Republicans and especially Republican leadership has been mute or completely distorted the details of the armed rebellion at the Capitol on January 6th. Some have even gone so far as to say that the insurrection was just like “a regular tour of the Capitol.” Video and audio recordings of January 6th show just the opposite. It was a violent mob that killed and injured police and quite probably would have injured elected officials if they had gotten the opportunity. 

In 1865, Johnson vetoed the Civil Rights Act and vetoed extending the power of the Freedmen’s Bureau twice.  Johnson’s opposition to the mainstream of legislation and public opinion created chaos in the South for years to come and caused him to be the first president to ever be impeached. 

Trump was impeached twice: Once for criminal behavior and once for fomenting the January 6th insurrection. His racist rhetoric throughout his term cannot be overlooked. Hate crimes and hate groups increased by 30% during his tenure in office. His failure to acknowledge defeat and accept the peaceful transfer of power mandated by free and fair elections created unprecedented post-election chaos. His presidency will go down as one of the most chaotic in history.
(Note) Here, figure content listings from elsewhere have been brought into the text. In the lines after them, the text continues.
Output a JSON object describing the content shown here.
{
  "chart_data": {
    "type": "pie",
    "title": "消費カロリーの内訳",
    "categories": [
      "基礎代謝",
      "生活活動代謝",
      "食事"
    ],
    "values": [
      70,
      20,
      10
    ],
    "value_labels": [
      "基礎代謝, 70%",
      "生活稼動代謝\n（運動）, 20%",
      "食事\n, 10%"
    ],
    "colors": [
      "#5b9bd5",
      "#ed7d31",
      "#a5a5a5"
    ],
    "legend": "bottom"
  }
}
As of today, only about 800 of the crowd of nearly 10,000 supporters of the Third Big Lie Trump used to incite the mob on January 6th have been apprehended for crimes. Trump has faced no punishment for his role in the insurrection. Republican leaders are refusing to have a commission to look into the causes of the insurrection, afraid that it might spoil their chance of seizing control of Congress in 2022.

The First and the Second Big Lie stopped the nation from moving forward on race for hundreds of years. The Second Big Lie threw the South into a malaise of economic and social underachievement and underperformance which persists to the present day. The Second Big Lie left the Civil War and the country unsettled.  

Because of the Third Big Lie, America is unsettled now. The lie that the results of the election were somehow fraudulent and Trump’s refusal to concede the election to President Biden leaves the 2020 election unsettled in the minds of 70% of self-identified Republicans. 

It remains to be seen if we will allow the Third Big Lie to delay advancement on issues of race, as the Second Big Lie did after the Civil War. It is an urgent question because racial and social justice issues have only become more deeply entwined with the problems of income inequality, healthcare and climate change over the past 160 years. 

But whatever you call this latest fiasco, this tradition must stop for us to move forward.